The hosts also raffled off Pho D’Lite, Target Express and Snowbots gift cards, along with cookies.
The lantern ceremony started about half an hour later than the advertised 8:15 start time. Before the release, Luu explained to the audience the significance of the lanterns in Vietnamese society.
The release at UMD was for the Mid-Autumn Moon Festival (Tet Trung Thu), a time to celebrate the harvest and “everyone that means something to you.”
The lotus-shaped lanterns were supposed to float from one end of the fountain to the other, but the current was too weak and the lanterns ended up trapped near the fountain’s stone edge. Luu joked about the incident as the lanterns clumped together instead of floating down.
The organization sold around 500 lanterns and the crowd seemed unperturbed by the slight malfunction.
The proceeds from the event went to the Teach Me to Fish, a program run by Kids Without Borders, which sends teachers to Vietnam to help orphans acquire skills they can use in the workforce after they’re forced to leave the orphanage at age 18.
Luu first got involved with VSA during his freshman year. He said the club has changed tremendously from when he first joined.
VSA’s head of public relations, Dennis Do, a sophomore computer science major, has only been involved with VSA since last semester, but he already considers the organization a large part of his life at this university.

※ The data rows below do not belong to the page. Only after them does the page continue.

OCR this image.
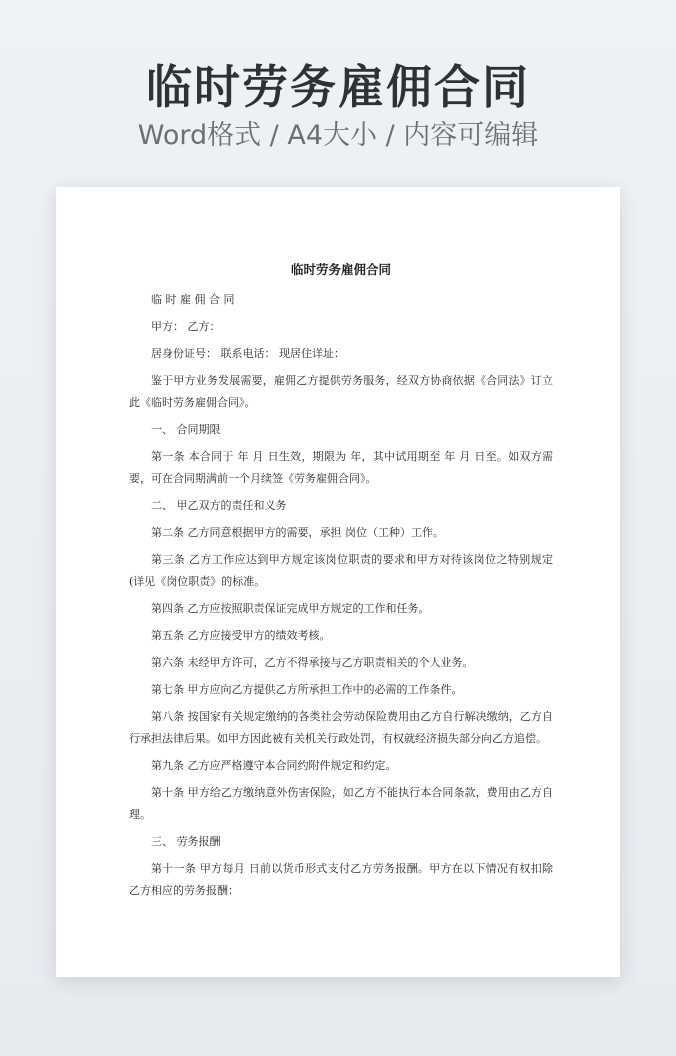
临时劳务雇佣合同
Word格式 / A4大小 / 内容可编辑
临时劳务雇佣合同

临 时 雇 佣 合 同

甲方： 乙方：

居身份证号： 联系电话： 现居住详址：

鉴于甲方业务发展需要，雇佣乙方提供劳务服务，经双方协商依据《合同法》订立此《临时劳务雇佣合同》。

一、 合同期限

第一条 本合同于 年 月 日生效，期限为 年，其中试用期至 年 月 日至。如双方需要，可在合同期满前一个月续签《劳务雇佣合同》。

二、 甲乙双方的责任和义务

第二条 乙方同意根据甲方的需要，承担 岗位（工种）工作。

第三条 乙方工作应达到甲方规定该岗位职责的要求和甲方对待该岗位之特别规定(详见《岗位职责》的标准。

第四条 乙方应按照职责保证完成甲方规定的工作和任务。

第五条 乙方应接受甲方的绩效考核。

第六条 未经甲方许可，乙方不得承接与乙方职责相关的个人业务。

第七条 甲方应向乙方提供乙方所承担工作中的必需的工作条件。

第八条 按国家有关规定缴纳的各类社会劳动保险费用由乙方自行解决缴纳，乙方自行承担法律后果。如甲方因此被有关机关行政处罚，有权就经济损失部分向乙方追偿。

第九条 乙方应严格遵守本合同约附件规定和约定。

第十条 甲方给乙方缴纳意外伤害保险，如乙方不能执行本合同条款，费用由乙方自理。

三、 劳务报酬

第十一条 甲方每月 日前以货币形式支付乙方劳务报酬。甲方在以下情况有权扣除乙方相应的劳务报酬：
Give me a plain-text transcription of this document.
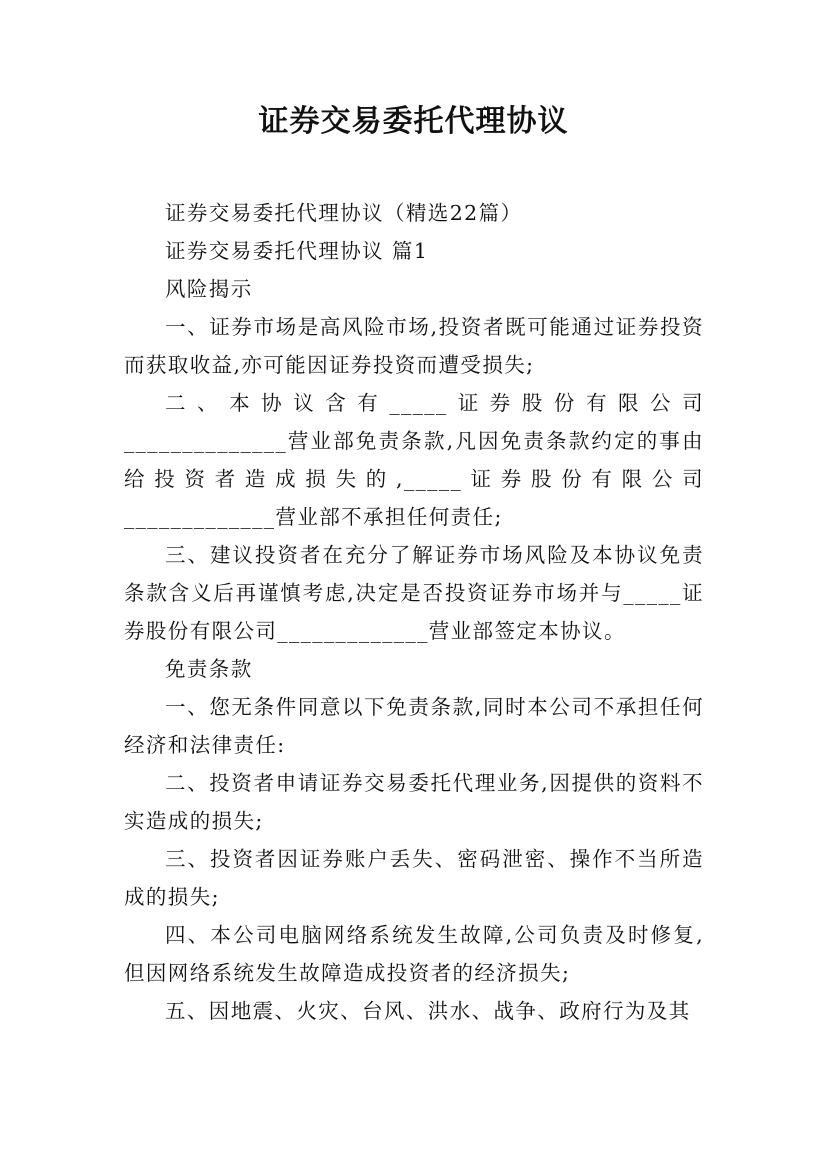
证券交易委托代理协议

证券交易委托代理协议（精选22篇）

证券交易委托代理协议 篇1

风险揭示

一、证券市场是高风险市场,投资者既可能通过证券投资而获取收益,亦可能因证券投资而遭受损失;

二、本协议含有_____证券股份有限公司______________营业部免责条款,凡因免责条款约定的事由给投资者造成损失的,_____证券股份有限公司_____________营业部不承担任何责任;

三、建议投资者在充分了解证券市场风险及本协议免责条款含义后再谨慎考虑,决定是否投资证券市场并与_____证券股份有限公司_____________营业部签定本协议。

免责条款

一、您无条件同意以下免责条款,同时本公司不承担任何经济和法律责任:

二、投资者申请证券交易委托代理业务,因提供的资料不实造成的损失;

三、投资者因证券账户丢失、密码泄密、操作不当所造成的损失;

四、本公司电脑网络系统发生故障,公司负责及时修复,但因网络系统发生故障造成投资者的经济损失;

五、因地震、火灾、台风、洪水、战争、政府行为及其
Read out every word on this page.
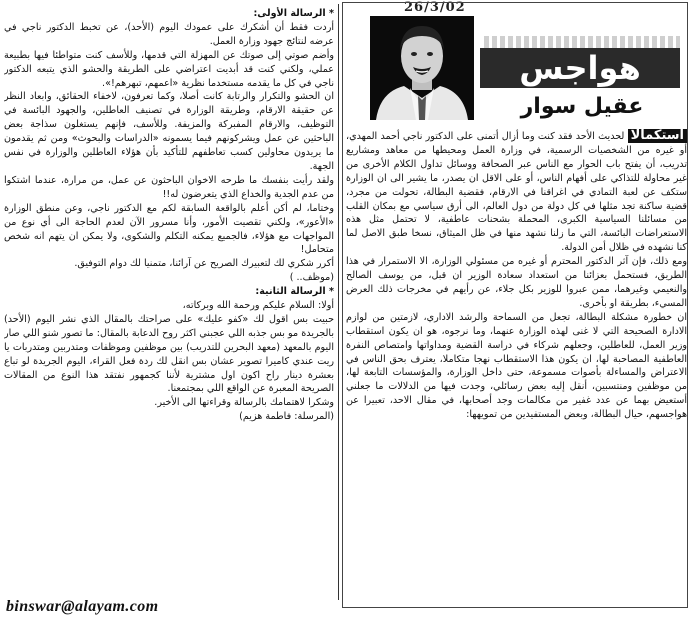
26/3/02

* الرسالة الأولى:

أردت فقط أن أشكرك على عمودك اليوم (الأحد)، عن تخبط الدكتور ناجي في عرضه لنتائج جهود وزارة العمل.

وأضم صوتي إلى صوتك عن المهزلة التي قدمها، وللأسف كنت متواطئا فيها بطبيعة عملي، ولكني كنت قد أبديت اعتراضي على الطريقة والحشو الذي يتبعه الدكتور ناجي في كل ما يقدمه مستخدما نظرية «اعمهم، تبهرهم!».

ان الحشو والتكرار والرتابة كانت أصلا، وكما تعرفون، لاخفاء الحقائق، وابعاد النظر عن حقيقة الارقام، وطريقة الوزارة في تصنيف العاطلين، والجهود البائسة في التوظيف، والارقام المفبركة والمزيفة. وللأسف، فإنهم يستغلون سذاجة بعض الباحثين عن عمل ويشركونهم فيما يسمونه «الدراسات والبحوث» ومن ثم يقدمون ما يريدون محاولين كسب تعاطفهم للتأكيد بأن هؤلاء العاطلين والوزارة في نفس الجهة.

ولقد رأيت بنفسك ما طرحه الاخوان الباحثون عن عمل، من مرارة، عندما اشتكوا من عدم الجدية والخداع الذي يتعرضون له!!

وختاما، لم أكن أعلم بالواقعة السابقة لكم مع الدكتور ناجي، وعن منطق الوزارة «الأعور»، ولكني تقصيت الأمور، وأنا مسرور الآن لعدم الحاجة الى أي نوع من المواجهات مع هؤلاء، فالجميع يمكنه التكلم والشكوى، ولا يمكن ان يتهم انه شخص متحامل!

أكرر شكري لك لتعبيرك الصريح عن آرائنا، متمنيا لك دوام التوفيق.

(موظف.. )

* الرسالة الثانية:

أولا: السلام عليكم ورحمة الله وبركاته،

حبيت بس اقول لك «كفو عليك» على صراحتك بالمقال الذي نشر اليوم (الأحد) بالجريدة مو بس جذبه اللي عجبني اكثر روح الدعابة بالمقال: ما تصور شنو اللي صار اليوم بالمعهد (معهد البحرين للتدريب) بين موظفين وموظفات ومتدربين ومتدربات يا ريت عندي كاميرا تصوير عشان بس انقل لك ردة فعل القراء، اليوم الجريدة لو تباع بعشرة دينار راح اكون اول مشترية لأننا كجمهور نفتقد هذا النوع من المقالات الصريحة المعبرة عن الواقع اللي بمجتمعنا.

وشكرا لاهتمامك بالرسالة وقراءتها الى الأخير.

(المرسلة: فاطمة هزيم)

هواجس
عقيل سوار

استكمالا لحديث الأحد فقد كنت وما أزال أتمنى على الدكتور ناجي أحمد المهدي، أو غيره من الشخصيات الرسمية، في وزارة العمل ومحيطها من معاهد ومشاريع تدريب، أن يفتح باب الحوار مع الناس عبر الصحافة ووسائل تداول الكلام الأخرى من غير محاولة للتذاكي على أفهام الناس، أو على الاقل ان يصدر، ما يشير الى ان الوزارة ستكف عن لعبة التمادي في اغراقنا في الارقام، فقضية البطالة، تحولت من مجرد، قضية ساكنة تجد مثلها في كل دولة من دول العالم، الى أرق سياسي مع بمكان القلب من مسائلنا السياسية الكبرى، المحملة بشحنات عاطفية، لا تحتمل مثل هذه الاستعراضات البائسة، التي ما زلنا نشهد منها في ظل الميثاق، نسخا طبق الاصل لما كنا نشهده في ظلال أمن الدولة.

ومع ذلك، فإن آثر الدكتور المحترم أو غيره من مسئولي الوزارة، الا الاستمرار في هذا الطريق، فستحمل بعزائنا من استعداد سعادة الوزير ان قبل، من يوسف الصالح والنعيمي وغيرهما، ممن عبروا للوزير بكل جلاء، عن رأيهم في مخرجات ذلك العرض المسيء، بطريقة او بأخرى.

ان خطورة مشكلة البطالة، تجعل من السماحة والرشد الاداري، لازمتين من لوازم الادارة الصحيحة التي لا غنى لهذه الوزارة عنهما، وما نرجوه، هو ان يكون استقطاب وزير العمل، للعاطلين، وجعلهم شركاء في دراسة القضية ومداواتها وامتصاص النفرة العاطفية المصاحبة لها، ان يكون هذا الاستقطاب نهجا متكاملا، يعترف بحق الناس في الاعتراض والمساءلة بأصوات مسموعة، حتى داخل الوزارة، والمؤسسات التابعة لها، من موظفين ومنتسبين، أنقل إليه بعض رسائلي، وجدت فيها من الدلالات ما جعلني أستعيض بهما عن عدد غفير من مكالمات وجد أصحابها، في مقال الاحد، تعبيرا عن هواجسهم، حيال البطالة، وبعض المستفيدين من تمويهها:

binswar@alayam.com
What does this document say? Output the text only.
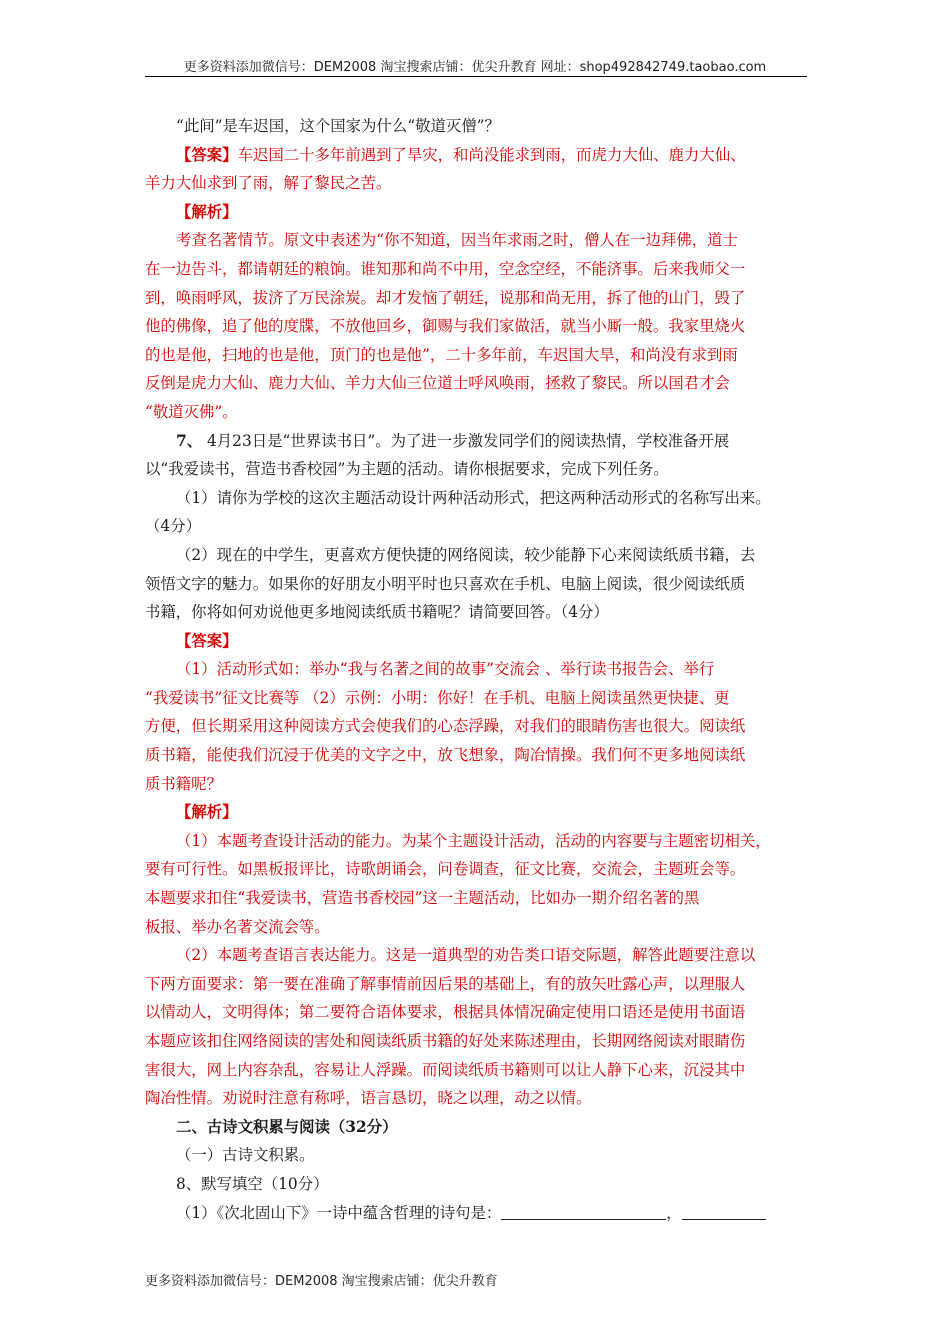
更多资料添加微信号：DEM2008 淘宝搜索店铺：优尖升教育 网址：shop492842749.taobao.com

“此间”是车迟国，这个国家为什么“敬道灭僧”？

【答案】车迟国二十多年前遇到了旱灾，和尚没能求到雨，而虎力大仙、鹿力大仙、

羊力大仙求到了雨，解了黎民之苦。

【解析】

考查名著情节。原文中表述为“你不知道，因当年求雨之时，僧人在一边拜佛，道士

在一边告斗，都请朝廷的粮饷。谁知那和尚不中用，空念空经，不能济事。后来我师父一

到，唤雨呼风，拔济了万民涂炭。却才发恼了朝廷，说那和尚无用，拆了他的山门，毁了

他的佛像，追了他的度牒，不放他回乡，御赐与我们家做活，就当小厮一般。我家里烧火

的也是他，扫地的也是他，顶门的也是他”，二十多年前，车迟国大旱，和尚没有求到雨

反倒是虎力大仙、鹿力大仙、羊力大仙三位道士呼风唤雨，拯救了黎民。所以国君才会

“敬道灭佛”。

7、 4月23日是“世界读书日”。为了进一步激发同学们的阅读热情，学校准备开展

以“我爱读书，营造书香校园”为主题的活动。请你根据要求，完成下列任务。

（1）请你为学校的这次主题活动设计两种活动形式，把这两种活动形式的名称写出来。

（4分）

（2）现在的中学生，更喜欢方便快捷的网络阅读，较少能静下心来阅读纸质书籍，去

领悟文字的魅力。如果你的好朋友小明平时也只喜欢在手机、电脑上阅读，很少阅读纸质

书籍，你将如何劝说他更多地阅读纸质书籍呢？请简要回答。（4分）

【答案】

（1）活动形式如：举办“我与名著之间的故事”交流会 、举行读书报告会、举行

“我爱读书”征文比赛等 （2）示例：小明：你好！在手机、电脑上阅读虽然更快捷、更

方便，但长期采用这种阅读方式会使我们的心态浮躁，对我们的眼睛伤害也很大。阅读纸

质书籍，能使我们沉浸于优美的文字之中，放飞想象，陶冶情操。我们何不更多地阅读纸

质书籍呢？

【解析】

（1）本题考查设计活动的能力。为某个主题设计活动，活动的内容要与主题密切相关，

要有可行性。如黑板报评比，诗歌朗诵会，问卷调查，征文比赛，交流会，主题班会等。

本题要求扣住“我爱读书，营造书香校园”这一主题活动，比如办一期介绍名著的黑

板报、举办名著交流会等。

（2）本题考查语言表达能力。这是一道典型的劝告类口语交际题，解答此题要注意以

下两方面要求：第一要在准确了解事情前因后果的基础上，有的放矢吐露心声，以理服人

以情动人，文明得体；第二要符合语体要求，根据具体情况确定使用口语还是使用书面语

本题应该扣住网络阅读的害处和阅读纸质书籍的好处来陈述理由，长期网络阅读对眼睛伤

害很大，网上内容杂乱，容易让人浮躁。而阅读纸质书籍则可以让人静下心来，沉浸其中

陶冶性情。劝说时注意有称呼，语言恳切，晓之以理，动之以情。

二、古诗文积累与阅读（32分）

（一）古诗文积累。

8、默写填空（10分）

（1）《次北固山下》一诗中蕴含哲理的诗句是：	，

更多资料添加微信号：DEM2008 淘宝搜索店铺：优尖升教育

Another major event held by VSA was the Mid-Atlantic Union of Vietnamese Student Association conference this past spring. The event was a chance for the VSA’s 11 schools in the region to network and receive mentorship from alumni.
Do said the club is working hard to change its image here on campus.
“VSA is seen as very FOB[fresh of the boat]-y and Asian around here,” Do said. “We’re just a whole bunch of people who want to share with people our culture.”
One of the big themes of the night was family. Dorothy Nguyen, a 22 year-old alumni of VSA, who came back for the event, said the club has grown significantly since she was treasurer and that it is in part due to a mostly new executive board.
With more than 70 active members involved in the club, VSA is one of the largest Asian student organizations on campus. However, Luu emphasized how the club is not only open to students from Vietnam or with Vietnamese heritage.
“You love us, we’ll love you back just the same,” Luu said.